Material Cultures in the Space Between, 1914-1945, 14-16 June 2012, proposals due 28 Nov 2011
Call for Papers
Material Cultures in the Space Between, 1914-1945
Proposals requested for the 14th Annual Conference of
The Space Between Society: Literature and Culture, 1914-1945
Providence, Rhode Island
June 14-16, 2012
Keynote Speaker: Professor Elaine Freedgood, English Department,
New York University
The 14th annual Space Between Society Conference invites proposals that consider questions and problems related to the study of material cultures in the years 1914-1945. Please send abstracts (no more than 300 words) along with a short biographical statement to Tamar Katz and Claire Buck at email@example.com by 28 November 2011.
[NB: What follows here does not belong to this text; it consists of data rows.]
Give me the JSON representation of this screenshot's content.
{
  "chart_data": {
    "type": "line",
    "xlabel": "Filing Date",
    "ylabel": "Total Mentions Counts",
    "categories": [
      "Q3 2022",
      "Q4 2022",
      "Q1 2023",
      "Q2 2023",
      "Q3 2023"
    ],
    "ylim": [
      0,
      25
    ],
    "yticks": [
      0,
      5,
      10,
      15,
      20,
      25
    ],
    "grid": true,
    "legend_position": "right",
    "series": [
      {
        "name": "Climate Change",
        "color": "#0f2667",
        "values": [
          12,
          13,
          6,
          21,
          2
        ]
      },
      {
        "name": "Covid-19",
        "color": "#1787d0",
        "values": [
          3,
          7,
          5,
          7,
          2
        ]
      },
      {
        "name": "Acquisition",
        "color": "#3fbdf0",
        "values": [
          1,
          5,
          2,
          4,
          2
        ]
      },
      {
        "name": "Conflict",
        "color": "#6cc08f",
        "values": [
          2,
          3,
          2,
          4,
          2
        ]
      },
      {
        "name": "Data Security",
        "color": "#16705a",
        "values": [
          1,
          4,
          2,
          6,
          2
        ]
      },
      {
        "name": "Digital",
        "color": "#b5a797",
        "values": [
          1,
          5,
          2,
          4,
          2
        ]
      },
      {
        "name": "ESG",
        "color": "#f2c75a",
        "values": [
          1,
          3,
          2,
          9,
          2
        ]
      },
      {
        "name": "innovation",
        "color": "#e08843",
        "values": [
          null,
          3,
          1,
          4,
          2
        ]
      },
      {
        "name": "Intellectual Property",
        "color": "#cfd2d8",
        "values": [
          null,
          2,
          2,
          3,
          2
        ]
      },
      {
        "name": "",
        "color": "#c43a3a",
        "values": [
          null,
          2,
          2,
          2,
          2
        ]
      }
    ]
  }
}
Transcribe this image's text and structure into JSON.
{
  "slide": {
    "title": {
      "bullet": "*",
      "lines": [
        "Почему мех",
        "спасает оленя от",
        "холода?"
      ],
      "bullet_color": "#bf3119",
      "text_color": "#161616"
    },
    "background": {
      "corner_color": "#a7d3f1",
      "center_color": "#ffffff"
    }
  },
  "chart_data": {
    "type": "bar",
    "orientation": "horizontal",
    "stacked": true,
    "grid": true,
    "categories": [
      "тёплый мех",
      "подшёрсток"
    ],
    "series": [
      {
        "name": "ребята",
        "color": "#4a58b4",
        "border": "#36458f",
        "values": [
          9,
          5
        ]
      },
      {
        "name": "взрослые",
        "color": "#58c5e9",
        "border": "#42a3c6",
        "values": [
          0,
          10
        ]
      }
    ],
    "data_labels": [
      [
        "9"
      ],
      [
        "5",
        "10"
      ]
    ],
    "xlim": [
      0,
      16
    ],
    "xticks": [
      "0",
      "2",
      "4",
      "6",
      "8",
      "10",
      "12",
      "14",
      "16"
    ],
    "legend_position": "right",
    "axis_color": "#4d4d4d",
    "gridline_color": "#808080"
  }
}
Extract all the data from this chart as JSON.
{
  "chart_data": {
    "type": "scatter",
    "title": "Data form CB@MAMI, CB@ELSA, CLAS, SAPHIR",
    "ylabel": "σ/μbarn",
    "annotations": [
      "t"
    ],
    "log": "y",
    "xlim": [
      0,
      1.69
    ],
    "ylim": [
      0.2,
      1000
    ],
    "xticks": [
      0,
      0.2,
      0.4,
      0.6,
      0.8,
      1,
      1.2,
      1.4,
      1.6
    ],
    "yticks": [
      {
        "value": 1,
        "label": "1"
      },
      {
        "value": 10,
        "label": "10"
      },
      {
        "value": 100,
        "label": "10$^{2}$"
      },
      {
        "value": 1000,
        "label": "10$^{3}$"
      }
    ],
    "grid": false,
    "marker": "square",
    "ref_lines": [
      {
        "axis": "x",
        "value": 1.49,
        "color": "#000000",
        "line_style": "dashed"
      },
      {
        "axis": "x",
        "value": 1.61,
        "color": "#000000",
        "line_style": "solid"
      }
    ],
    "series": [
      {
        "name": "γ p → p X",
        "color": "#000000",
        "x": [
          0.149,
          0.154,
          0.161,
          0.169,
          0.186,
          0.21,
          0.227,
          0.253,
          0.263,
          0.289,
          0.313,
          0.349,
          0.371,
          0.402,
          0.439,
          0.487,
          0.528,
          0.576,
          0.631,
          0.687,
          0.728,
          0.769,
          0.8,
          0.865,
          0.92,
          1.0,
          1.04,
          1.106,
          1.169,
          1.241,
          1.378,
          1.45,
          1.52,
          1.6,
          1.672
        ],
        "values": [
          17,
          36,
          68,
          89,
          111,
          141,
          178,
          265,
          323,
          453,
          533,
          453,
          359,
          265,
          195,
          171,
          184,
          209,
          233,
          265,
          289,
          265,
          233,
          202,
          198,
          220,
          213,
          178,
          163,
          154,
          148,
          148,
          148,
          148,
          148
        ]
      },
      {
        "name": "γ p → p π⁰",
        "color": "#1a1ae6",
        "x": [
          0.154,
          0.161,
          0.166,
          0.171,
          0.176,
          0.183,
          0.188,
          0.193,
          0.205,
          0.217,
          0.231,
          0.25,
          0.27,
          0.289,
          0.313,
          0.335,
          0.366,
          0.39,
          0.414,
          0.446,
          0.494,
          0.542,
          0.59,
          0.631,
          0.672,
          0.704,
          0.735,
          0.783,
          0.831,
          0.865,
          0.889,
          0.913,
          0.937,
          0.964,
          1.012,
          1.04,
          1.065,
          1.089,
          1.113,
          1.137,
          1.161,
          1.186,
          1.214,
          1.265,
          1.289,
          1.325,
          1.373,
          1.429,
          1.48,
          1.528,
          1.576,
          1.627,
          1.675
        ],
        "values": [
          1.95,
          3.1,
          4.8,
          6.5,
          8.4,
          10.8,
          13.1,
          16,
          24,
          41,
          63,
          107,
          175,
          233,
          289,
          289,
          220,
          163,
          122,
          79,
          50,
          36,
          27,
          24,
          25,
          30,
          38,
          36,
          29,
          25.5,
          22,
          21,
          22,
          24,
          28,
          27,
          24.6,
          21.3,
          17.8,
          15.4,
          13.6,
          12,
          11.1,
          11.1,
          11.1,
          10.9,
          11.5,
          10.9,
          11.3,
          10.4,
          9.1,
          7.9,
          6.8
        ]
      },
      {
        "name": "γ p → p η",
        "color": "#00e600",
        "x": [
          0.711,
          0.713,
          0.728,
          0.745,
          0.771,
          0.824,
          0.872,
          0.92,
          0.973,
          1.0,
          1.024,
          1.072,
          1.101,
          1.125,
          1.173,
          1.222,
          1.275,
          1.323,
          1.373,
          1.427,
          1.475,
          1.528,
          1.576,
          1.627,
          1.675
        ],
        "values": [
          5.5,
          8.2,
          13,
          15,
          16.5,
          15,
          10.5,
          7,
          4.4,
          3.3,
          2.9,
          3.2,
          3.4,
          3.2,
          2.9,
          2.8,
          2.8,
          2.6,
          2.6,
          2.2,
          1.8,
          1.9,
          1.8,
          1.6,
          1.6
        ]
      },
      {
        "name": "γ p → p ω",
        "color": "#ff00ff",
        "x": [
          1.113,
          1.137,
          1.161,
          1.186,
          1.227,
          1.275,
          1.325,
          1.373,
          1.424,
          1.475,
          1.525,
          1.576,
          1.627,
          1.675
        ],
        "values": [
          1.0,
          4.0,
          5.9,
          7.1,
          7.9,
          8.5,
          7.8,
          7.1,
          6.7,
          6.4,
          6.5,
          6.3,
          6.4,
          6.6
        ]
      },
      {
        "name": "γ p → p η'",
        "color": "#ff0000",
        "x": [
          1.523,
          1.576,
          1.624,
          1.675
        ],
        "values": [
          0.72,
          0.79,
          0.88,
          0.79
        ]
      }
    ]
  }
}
In the Space Between Society scholars studying literature, media, art, society, and culture between 1914 and 1945 exchange ideas about their approaches and their objects of study. This year's conference addresses the varied material cultures that shape the world within which people live, work, and make art.
We invite researchers to ask:
• Which material practices shape this period and our knowledge about it?
• What methods and assumptions must we bring to bear on the objects of our study?
• What are the challenges of working on material culture and bringing such work into conversation with scholars in a range of fields?
Possible presentation or panel topics include:
• Print culture
• Museums and Exhibitions
• Architecture and the built environment
• The city
• Interior design
• The archive
• The material culture of war
• Memory practices
• Anthropology and ethnography
• Theorizing objects, things, and stuff
• Theatre, performance, and embodiment
• Media and the materialization of culture
• The temporalities of material culture
Keynote Speaker, Elaine Freedgood will address the intersections between nineteenth and twentieth century understandings of materiality. She is the author of Victorian Writing about Risk: Imagining a Safe England in a Dangerous World (Cambridge 2000) and The Ideas in Things: Fugitive Meaning in the Victorian Novel (Chicago 2006) and the editor of Factory Production in Nineteenth-Century Britain (Oxford 2003). Her interests include Victorian literature and culture, critical theory, novel theory and pedagogy. Her new book is about fictionality, reference and metalepsis in nineteenth-century fiction.